Muhaliflerin Fetih Ordusu adı altında kurduğu ve muhafazakar ya da ılımlı neredeyse tüm grupların aktif şekilde faaliyet gösterdiği Fetih Ordusu’nun en büyük kazanımı 2015’te İdlib kent merkezinin alınmasıydı.
İdlib’in ele geçirilmesiyle büyük bir stratejik üstünlük kazanan Suriye silahlı muhalefeti, “Rejimin kalbi” olarak da nitelendirilen Lazkiye önlerine kadar ilerlemeyi başardı. Suriye Devlet Başkanı Beşar Esad’ın memleketi muhalifler tarafından ele geçirilmek isteniyordu. İşte Rusya’nın gelişmiş savaş uçaklarıyla Suriye’de operasyonlara başlaması bu süreçle birlikte başladı.
İdlib’de başladı, İdlib’de mi bitecek?
Rusya her ne kadar operasyonların IŞİD’e yönelik olduğu argümanını kullansa da vurulan ilk hedefler Lazkiye kırsalındaki Türkmen gruplardı. Hiçbir IŞİD mensubununu olmadığı Halep merkezi gibi alanları da bombalayan Rusya, Suriye ordusunun askeri stratejisini belirledi ve rejimin 2011’den bu yana kaybettiği bölgeler tekrar hükümet güçlerinin eline geçti.
2015’te İdlib’in alınmasıyla yeni bir sayfa açan Suriye hikayesi, bu bölümün başladığı yerde sona ermek üzere. Çünkü Rusya’nın hava, İran destekli milis örgütlerin de kara desteğiyle ilerleyen hükümet güçlerinin önünde İdlib’e girmek için büyük bir engel kalmadı.
TSK’nın rejim hattının gerisinde 7 noktası var
Maaretunnuman’ın düşüşünün ardından bölgenin stratejik noktasında bulunan Serakib de rejim güçlerinin kontrolüne girdi.
TSK’nın geçtiğimiz hafta Serakib’in 3 girişine de kurduğu askeri kontrol noktaları ise rejimin askeri hattının gerisinde kaldı. 4 gözlem noktası ve 3 yeni askeri nokta ile birlikte hat gerisinde TSK’ya ait 7 askeri nokta var.

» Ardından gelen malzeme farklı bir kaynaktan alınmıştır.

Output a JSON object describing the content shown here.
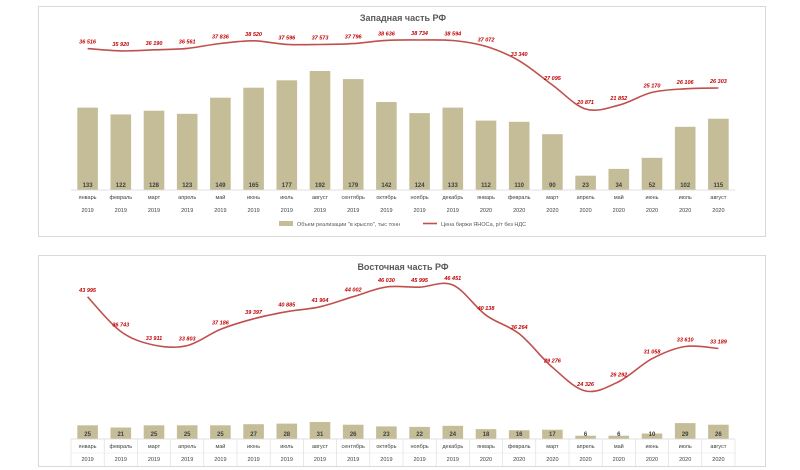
{
  "colors": {
    "bar": "#c5bd98",
    "line": "#c0504d",
    "label_line": "#c00000"
  },
  "categories": [
    "январь",
    "февраль",
    "март",
    "апрель",
    "май",
    "июнь",
    "июль",
    "август",
    "сентябрь",
    "октябрь",
    "ноябрь",
    "декабрь",
    "январь",
    "февраль",
    "март",
    "апрель",
    "май",
    "июнь",
    "июль",
    "август"
  ],
  "years": [
    "2019",
    "2019",
    "2019",
    "2019",
    "2019",
    "2019",
    "2019",
    "2019",
    "2019",
    "2019",
    "2019",
    "2019",
    "2020",
    "2020",
    "2020",
    "2020",
    "2020",
    "2020",
    "2020",
    "2020"
  ],
  "chart_data": [
    {
      "type": "bar",
      "title": "Западная часть РФ",
      "legend": "bottom",
      "series": [
        {
          "name": "Объем реализации \"в крысло\", тыс тонн",
          "type": "bar",
          "values": [
            133,
            122,
            128,
            123,
            149,
            165,
            177,
            192,
            179,
            142,
            124,
            133,
            112,
            110,
            90,
            23,
            34,
            52,
            102,
            115
          ]
        },
        {
          "name": "Цена биржи ЯНОСа, р/т без НДС",
          "type": "line",
          "values": [
            36516,
            35920,
            36190,
            36561,
            37836,
            38520,
            37596,
            37573,
            37796,
            38636,
            38734,
            38594,
            37072,
            33340,
            27095,
            20871,
            21852,
            25170,
            26106,
            26303
          ],
          "labels": [
            "36 516",
            "35 920",
            "36 190",
            "36 561",
            "37 836",
            "38 520",
            "37 596",
            "37 573",
            "37 796",
            "38 636",
            "38 734",
            "38 594",
            "37 072",
            "33 340",
            "27 095",
            "20 871",
            "21 852",
            "25 170",
            "26 106",
            "26 303"
          ]
        }
      ]
    },
    {
      "type": "bar",
      "title": "Восточная часть РФ",
      "series": [
        {
          "type": "bar",
          "values": [
            25,
            21,
            25,
            25,
            25,
            27,
            28,
            31,
            26,
            23,
            22,
            24,
            18,
            16,
            17,
            6,
            6,
            10,
            29,
            26
          ]
        },
        {
          "type": "line",
          "values": [
            43995,
            36743,
            33911,
            33803,
            37186,
            39397,
            40885,
            41904,
            44002,
            46030,
            45995,
            46451,
            40138,
            36264,
            29276,
            24326,
            26292,
            31058,
            33610,
            33189
          ],
          "labels": [
            "43 995",
            "36 743",
            "33 911",
            "33 803",
            "37 186",
            "39 397",
            "40 885",
            "41 904",
            "44 002",
            "46 030",
            "45 995",
            "46 451",
            "40 138",
            "36 264",
            "29 276",
            "24 326",
            "26 292",
            "31 058",
            "33 610",
            "33 189"
          ]
        }
      ]
    }
  ]
}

Serakib’in rejim tarafından alınması üzerine İdlib şehir merkezinin muhalifler açısından savunmasız kaldığını düşünen çok sayıda sivil daha evlerini terk etti. Şimdiye kadar göçlerin büyük kısmı İdlib’in kırsal ilçelerinden şehir merkezi ve Türkiye sınırına doğru yapılıyordu. Serakib’in ardından ise kent merkezine yakın noktalarda bulunan 50 bine yakın sivil daha evlerini terk ederek Türkiye sınırına yakın noktalara geldi.
Yine siviller zor durumda
Türkiye sınır boyunda uzun bir süredir yüz binlerce sivilin yaşadığı kamp alanları bulunuyor. Son kitlesel göçlerle birlikte 1 milyona yakın sivilin daha bölgeye gelmesi, zaten alt yapısı yetersiz ve kısıtlı insani yardımın ulaştığı bölgeyi daha da şişirdi.

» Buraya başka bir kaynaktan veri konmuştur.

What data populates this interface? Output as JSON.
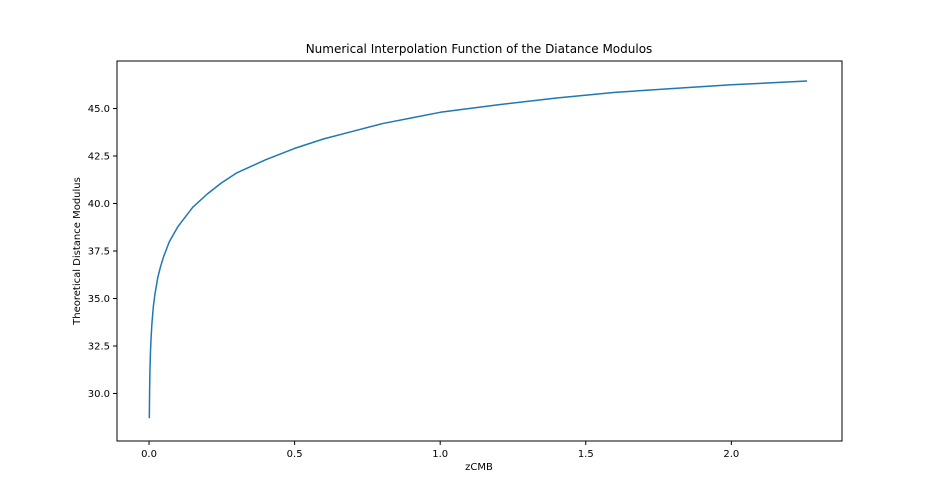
{
  "chart_data": {
    "type": "line",
    "title": "Numerical Interpolation Function of the Diatance Modulos",
    "xlabel": "zCMB",
    "ylabel": "Theoretical Distance Modulus",
    "xlim": [
      -0.11,
      2.38
    ],
    "ylim": [
      27.5,
      47.5
    ],
    "xticks": [
      0.0,
      0.5,
      1.0,
      1.5,
      2.0
    ],
    "xtick_labels": [
      "0.0",
      "0.5",
      "1.0",
      "1.5",
      "2.0"
    ],
    "yticks": [
      30.0,
      32.5,
      35.0,
      37.5,
      40.0,
      42.5,
      45.0
    ],
    "ytick_labels": [
      "30.0",
      "32.5",
      "35.0",
      "37.5",
      "40.0",
      "42.5",
      "45.0"
    ],
    "grid": false,
    "colors": {
      "line": "#1f77b4",
      "axes": "#000000",
      "background": "#ffffff"
    },
    "series": [
      {
        "x": [
          0.001,
          0.002,
          0.003,
          0.004,
          0.005,
          0.007,
          0.01,
          0.015,
          0.02,
          0.03,
          0.04,
          0.05,
          0.07,
          0.1,
          0.15,
          0.2,
          0.25,
          0.3,
          0.4,
          0.5,
          0.6,
          0.7,
          0.8,
          0.9,
          1.0,
          1.2,
          1.4,
          1.6,
          1.8,
          2.0,
          2.2,
          2.26
        ],
        "y": [
          28.7,
          30.2,
          31.1,
          31.7,
          32.2,
          32.9,
          33.7,
          34.6,
          35.2,
          36.1,
          36.7,
          37.2,
          38.0,
          38.8,
          39.8,
          40.5,
          41.1,
          41.6,
          42.3,
          42.9,
          43.4,
          43.8,
          44.2,
          44.5,
          44.8,
          45.2,
          45.55,
          45.85,
          46.05,
          46.25,
          46.4,
          46.45
        ]
      }
    ]
  }
}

İdlib’den kaçan sivillerden araçları olanlar şanslı. Herhangi bir araca sahip olmayanlar ise soğuk ve yağışlı havalarda sığınacak bir yer bulamıyor. Daha önce soğuktan bebek ölümlerinin yaşandığı bu bölgelerin önümüzdeki günlerde daha da kalabalıklaşması bekleniyor.
Serakib’in rejim tarafından alınması, Cumhurbaşkanı Recep Tayyip Erdoğan’ın Şam yönetimine ay sonuna kadar verdiği sürenin sonrasında yaşandı. Erdoğan rejimin Soçi mutabakatı sınırlarına geri çekilmesini istiyor. Türkiye, sınır hattında 20 binden fazla asker bekletirken rejimin ilerleyişi devam ediyor.
Abdullah Ağar: Astana güncellenmeli
Güvenlik Politikaları Uzmanı Abdullah Ağar, TSK’ya ait askeri noktaların rejim hattı gerisinde kalmasının bazı riskler ürettiğini ve bunun provokasyona çok açık olduğunu belirtiyor. Türkiye’nin yeni bir diplomatik süreç başlattığını ve buna ağırlık verdiğini vurgulayan Ağar, pratikte uygulanmayan Astana Mutabakatı’nın güncellenmesi gerektiğini vurguladı.
Rejimin Rusya desteğiyle İdlib’de ilerlemesinin, Türkiye ile Rusya’nın geliştirdiği ekonomik işbirliklerine de tehdit oluşturabileceğinin altını çizen Ağar, konunun bu yönüyle de okunması gerektiğini ifade etti.